Tauber: Bei der sexuellen Kontaktanbahnung zu Kindern über das Internet, dem sogenannten Cyber Grooming, brauchen wir glasklare Rechtsnormen. Ein solcher Anbahnungsversuch kann nach bisheriger Gesetzgebung in den wenigsten Fällen geahndet werden. Er gilt als nicht strafbar. Diese Lücke müssen wir schließen. Es darf kein Unterschied sein, ob ein Kind auf dem Spielplatz angesprochen und sexuell genötigt wird oder im Internet. Das Thema Stalking kann hier ein Beispiel sein: Erst als die Verfolgung eines Menschen als Straftatbestand definiert wurde und nicht länger diffus als Nötigung galt, konnten sich Betroffene wehren.
NOZ: Zur Außenpolitik: Die Krimkrise hat eine neue Eiszeit heraufbeschworen zwischen Russland und dem Westen. Haben beide Seiten Fehler gemacht?
Tauber: Es ist völlig unstrittig, dass Russland das Völkerrecht bricht. Wir sollten jedoch im Blick behalten, dass die Ukraine eine Brücke zwischen Europa und Russland sein kann. Das wird aber nur gelingen, wenn Wladimir Putin nicht den Eindruck hat, dass eine Annäherung der Ukraine an den Westen zulasten Russlands geht. Vielleicht war sich der Westen zu wenig bewusst, dass Putin in überkommenen Machtkategorien denkt und handelt. Das könnte im Nachhinein als Versäumnis der westlichen Diplomatie gewertet werden.
NOZ: Sollte der Westen das Säbelrasseln im Fall Krim sein lassen und sich jetzt auf die Probleme in der Ukraine konzentrieren?

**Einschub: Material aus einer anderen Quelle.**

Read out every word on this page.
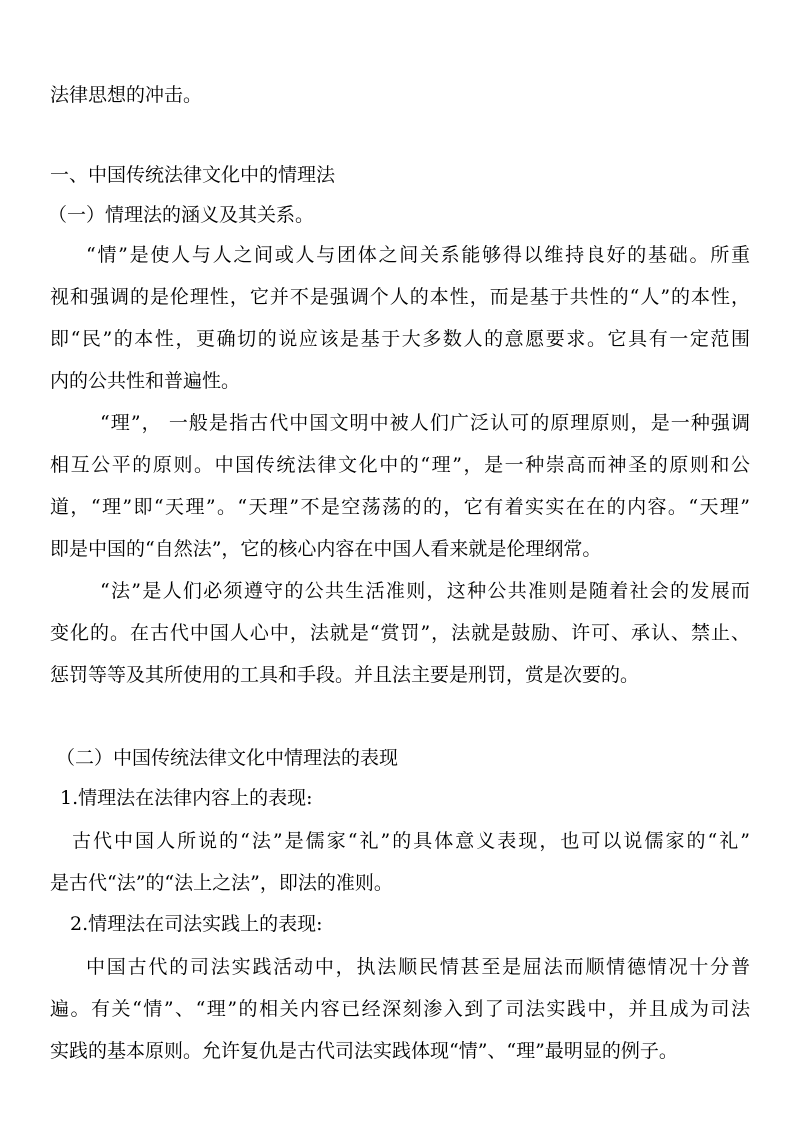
法律思想的冲击。

一、中国传统法律文化中的情理法

（一）情理法的涵义及其关系。

“情”是使人与人之间或人与团体之间关系能够得以维持良好的基础。所重

视和强调的是伦理性，它并不是强调个人的本性，而是基于共性的“人”的本性，

即“民”的本性，更确切的说应该是基于大多数人的意愿要求。它具有一定范围

内的公共性和普遍性。

“理”， 一般是指古代中国文明中被人们广泛认可的原理原则，是一种强调

相互公平的原则。中国传统法律文化中的“理”，是一种崇高而神圣的原则和公

道，“理”即“天理”。“天理”不是空荡荡的的，它有着实实在在的内容。“天理”

即是中国的“自然法”，它的核心内容在中国人看来就是伦理纲常。

“法”是人们必须遵守的公共生活准则，这种公共准则是随着社会的发展而

变化的。在古代中国人心中，法就是“赏罚”，法就是鼓励、许可、承认、禁止、

惩罚等等及其所使用的工具和手段。并且法主要是刑罚，赏是次要的。

（二）中国传统法律文化中情理法的表现

1.情理法在法律内容上的表现:

古代中国人所说的“法”是儒家“礼”的具体意义表现，也可以说儒家的“礼”

是古代“法”的“法上之法”，即法的准则。

2.情理法在司法实践上的表现:

中国古代的司法实践活动中，执法顺民情甚至是屈法而顺情德情况十分普

遍。有关“情”、“理”的相关内容已经深刻渗入到了司法实践中，并且成为司法

实践的基本原则。允许复仇是古代司法实践体现“情”、“理”最明显的例子。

Tauber: Der Westen rasselt nicht mit dem Säbel, er reagiert angemessen. Auch nach der Krim-Annexion darf der Gesprächsfaden zu Russland nicht abreißen. Wir Deutschen haben in unserer Geschichte damit doch Erfahrung: Auch den Bau der Berliner Mauer mussten wir ertragen. Dennoch haben viele, gerade in der CDU, immer am Ziel der Deutschen Einheit festgehalten. Gleichzeitig gab es weiter Gespräche mit der DDR-Führung. Die Maxime muss also auch jetzt sein: Nie eine Tür schließen, aber unsere Haltung deutlich machen. Richtig ist auch: Wir müssen der Ukraine politisch und wirtschaftlich helfen, damit sie die demokratische Entwicklung schafft und ihre Brückenfunktion erfüllen kann.
NOZ: Ist die Gelassenheit russischer Wirtschaftsbosse nur gespielt? Der Chef des Erdölkonzerns Rosneft warnt vor verschärften westlichen Sanktionen.
Tauber: Die Verflechtungen sind beiderseitig. Russland hat viel Öl und Gas – ist aber auch darauf angewiesen, dass es gekauft wird. Experten haben versichert, zur Not könnte Europa seine Energieversorgung auch aus eigener Kraft sicherstellen. Man sieht ja bereits an den Börsenreaktionen, dass die russische Politik Russland schadet.
NOZ: Rheinmetall Defence stoppt nach Intervention des Wirtschaftsministers die Lieferung eines Gefechtsübungszentrums an Russlands Armee. Muss Schadenersatz kommen?
Tauber: Ich kann das rechtlich nicht beurteilen. Allerdings finde ich: Soziale Marktwirtschaft bedeutet, dass auch Unternehmen eine Verantwortung haben – gegenüber der Gesellschaft und gegenüber ihrem Land. Gerade in einem gemeinsamen Europa müssen wir auch die Ängste vor einer russischen Aggression, die es im Baltikum und in Polen gibt, in unsere Überlegungen einbeziehen. Da kann man sich durchaus die Frage stellen, ob man auf deutsche Rüstungsgeschäfte mit Russland nicht besser verzichten sollte.
NOZ: Zum Schluss: Bei der AfD peilt Parteichef Lucke eine Machtkonzentration auf seine Person an. Wie beurteilen Sie das?
Tauber: Wir nehmen alle Wettbewerber bei der Europawahl gleichermaßen ernst. Die AfD lässt gerade die Maske fallen: Parteichef Lucke will mit seinen Plänen die innerparteiliche Demokratie abschaffen. Das zeigt einmal mehr: Die AfD ist eine Partei, die nur zurückschaut und Antworten von gestern gibt. Dabei spielt sie mit den Ängsten von Menschen. Wir als CDU denken an das Morgen, damit es Deutschland auch dann noch gut geht.